Ad businesses have become more jittery about compliance to the General Data Protection Regulation since the U.K. data protection watchdog fired its warning shot to the ad-tech sector at the end of June, according to ad executive sources.
The Information Commissioner’s Office even pulled up the only industry-wide attempt to standardize the media industry’s compliance in its report: the Internet Advertising Bureau Europe and IAB Tech Lab’s Transparency and Consent Framework. But regardless, the trade bodies have spent the last 12 months overhauling the framework to make it more palatable for a wider set of media businesses than the initial version.
“Internally, we’re increasingly worried about the regulator coming down hard in the next six months,” said an executive at a major publisher. Meanwhile, agency legal teams have been particularly pretty strung out over the last few months, according to multiple agency executive sources.
Here’s a primer.
What is TCF 2.0?
It’s a revamped version of the original framework launched in 2016. The purpose of it is to standardize how businesses — publishers and ad tech vendors predominantly, but also agencies — can continue running programmatic advertising on the open exchange in a way that is compliant with GDPR.
Why was it revamped?
Simply put, publishers hated the first version. Given such a large proportion of the IAB Europe’s members are ad tech vendors, the general consensus among publishers was that the first iteration of the framework was too biased toward what would be beneficial for ad tech vendors and no one else. It has been reworked to cater to publishers’ needs, with far fewer loopholes for ad tech vendors to exploit. Google has also committed itself to joining the TCF by the end of next March.
Is that a big deal?
Yes. Without Google, the argument for integrating with the TCF, which is quite resource-intensive, was far thinner given how much of the ad market Google controls. Until now, vendors have had to struggle with interoperability issues by using two different sets of guidelines and rules and how consent signals are transmitted to digital ad supply partners, known as consent strings. There was one set of rules issued by IAB Europe, and the other by Google which has taken a conservative approach to compliance. However, some publishers are nervous that Google’s integration will lead to it somehow dictating terms for them in the future.

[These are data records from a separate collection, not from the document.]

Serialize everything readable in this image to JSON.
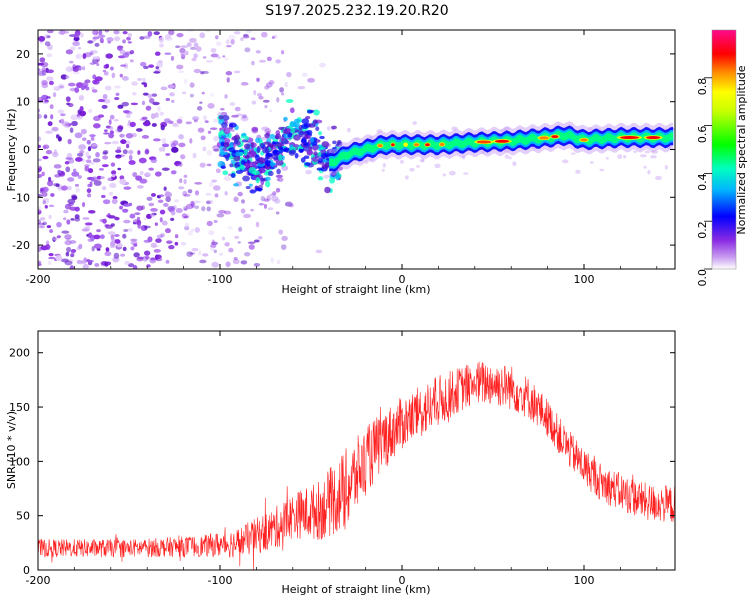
{
  "title": "S197.2025.232.19.20.R20",
  "chart_data": [
    {
      "type": "heatmap",
      "title": "S197.2025.232.19.20.R20",
      "xlabel": "Height of straight line (km)",
      "ylabel": "Frequency (Hz)",
      "xlim": [
        -200,
        150
      ],
      "ylim": [
        -25,
        25
      ],
      "x_ticks": [
        -200,
        -100,
        0,
        100
      ],
      "x_tick_labels": [
        "-200",
        "-100",
        "0",
        "100"
      ],
      "y_ticks": [
        -20,
        -10,
        0,
        10,
        20
      ],
      "y_tick_labels": [
        "-20",
        "-10",
        "0",
        "10",
        "20"
      ],
      "colorbar": {
        "label": "Normalized spectral amplitude",
        "range": [
          0,
          1
        ],
        "ticks": [
          0.0,
          0.2,
          0.4,
          0.6,
          0.8
        ],
        "tick_labels": [
          "0.0",
          "0.2",
          "0.4",
          "0.6",
          "0.8"
        ],
        "colormap": [
          "#ffffff",
          "#8a2be2",
          "#0000ff",
          "#00ffff",
          "#00ff00",
          "#ffff00",
          "#ff8000",
          "#ff0000",
          "#ff00a0"
        ]
      },
      "ridge": {
        "description": "narrow high-amplitude frequency ridge",
        "points": [
          {
            "x": -100,
            "y": 3
          },
          {
            "x": -90,
            "y": -1
          },
          {
            "x": -80,
            "y": -3
          },
          {
            "x": -70,
            "y": -1
          },
          {
            "x": -60,
            "y": 3
          },
          {
            "x": -50,
            "y": 2
          },
          {
            "x": -40,
            "y": -3
          },
          {
            "x": -35,
            "y": -2
          },
          {
            "x": -30,
            "y": -1
          },
          {
            "x": -20,
            "y": 0
          },
          {
            "x": -10,
            "y": 1
          },
          {
            "x": 0,
            "y": 1
          },
          {
            "x": 10,
            "y": 1
          },
          {
            "x": 20,
            "y": 1
          },
          {
            "x": 40,
            "y": 1.5
          },
          {
            "x": 60,
            "y": 1.8
          },
          {
            "x": 80,
            "y": 2.5
          },
          {
            "x": 90,
            "y": 3
          },
          {
            "x": 100,
            "y": 2
          },
          {
            "x": 120,
            "y": 2.5
          },
          {
            "x": 150,
            "y": 2.5
          }
        ]
      },
      "noise_region": {
        "x_from": -200,
        "x_to": -60,
        "color": "#8a2be2"
      }
    },
    {
      "type": "line",
      "xlabel": "Height of straight line (km)",
      "ylabel": "SNR (10 * v/v)",
      "xlim": [
        -200,
        150
      ],
      "ylim": [
        0,
        220
      ],
      "x_ticks": [
        -200,
        -100,
        0,
        100
      ],
      "x_tick_labels": [
        "-200",
        "-100",
        "0",
        "100"
      ],
      "y_ticks": [
        0,
        50,
        100,
        150,
        200
      ],
      "y_tick_labels": [
        "0",
        "50",
        "100",
        "150",
        "200"
      ],
      "series": [
        {
          "name": "SNR",
          "color": "#ff2020",
          "envelope": [
            {
              "x": -200,
              "mean": 20,
              "spread": 12
            },
            {
              "x": -150,
              "mean": 20,
              "spread": 12
            },
            {
              "x": -110,
              "mean": 22,
              "spread": 14
            },
            {
              "x": -90,
              "mean": 25,
              "spread": 20
            },
            {
              "x": -70,
              "mean": 38,
              "spread": 28
            },
            {
              "x": -60,
              "mean": 50,
              "spread": 30
            },
            {
              "x": -45,
              "mean": 55,
              "spread": 40
            },
            {
              "x": -30,
              "mean": 75,
              "spread": 55
            },
            {
              "x": -20,
              "mean": 100,
              "spread": 45
            },
            {
              "x": -10,
              "mean": 120,
              "spread": 40
            },
            {
              "x": 0,
              "mean": 135,
              "spread": 35
            },
            {
              "x": 10,
              "mean": 145,
              "spread": 35
            },
            {
              "x": 20,
              "mean": 155,
              "spread": 35
            },
            {
              "x": 30,
              "mean": 165,
              "spread": 30
            },
            {
              "x": 40,
              "mean": 172,
              "spread": 30
            },
            {
              "x": 50,
              "mean": 172,
              "spread": 30
            },
            {
              "x": 60,
              "mean": 168,
              "spread": 30
            },
            {
              "x": 70,
              "mean": 158,
              "spread": 28
            },
            {
              "x": 80,
              "mean": 140,
              "spread": 25
            },
            {
              "x": 90,
              "mean": 115,
              "spread": 25
            },
            {
              "x": 100,
              "mean": 95,
              "spread": 25
            },
            {
              "x": 110,
              "mean": 80,
              "spread": 25
            },
            {
              "x": 120,
              "mean": 72,
              "spread": 25
            },
            {
              "x": 135,
              "mean": 62,
              "spread": 25
            },
            {
              "x": 150,
              "mean": 60,
              "spread": 25
            }
          ]
        }
      ]
    }
  ]
}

So people like this version?
Yes and no. Views on it are mixed, though there is general recognition that it is far better than the original version, while most also accept there isn’t much of an alternative given it’s the only industry-wide attempt at a standard. It’s just that many publishers and agency executives — not to mention privacy activists — question whether the TCF can actually protect anyone. A core reason being that these are guidelines that companies are told to adhere to. But there is no actual policing. The ICO will end up doing that where feasible. That means, even if the TCF states that ad tech vendors can’t misuse data such as personally sensitive information within programmatic bid requests, without explicit consent from that user they have no way to enforce it or oversee it.
Is it even possible to police?
Given the hundreds upon hundreds of ad tech vendors in the digital ad supply chain, it is surely impossible to police data leakage in any meaningful way. Many in the industry believe the IAB is wrong to assert that the TCF can solve everyone’s GDPR headaches, but also that it helps protect the current ad tech status quo, rather than encourage the rooting out of bad practices that have dogged the industry for years. Naturally, the IAB’s position is that the TCF will at least get everyone on the same page as to what compliance can look like.
So what will the TCF be a success?
The jury is out on that. For starters, its take-up will depend on Google. There isn’t likely to be a stampede of additional publishers or vendors and agencies integrating with it until Google has done so. Multiple ad tech and publisher executive sources have admitted as much. The fact a good proportion aren’t even fully integrated with the first version, given the technical resource it takes to do so, it won’t be clear whether the TCF will be a rip-roaring success for some time. Perhaps even more importantly, the ICO hasn’t yet blessed the new version, and it’s unclear whether it will. The regulator recently criticized the first version, so there will be a lot of interest around whether it publishes a direct response to the second version and deems the new additions to the framework GDPR-compliant.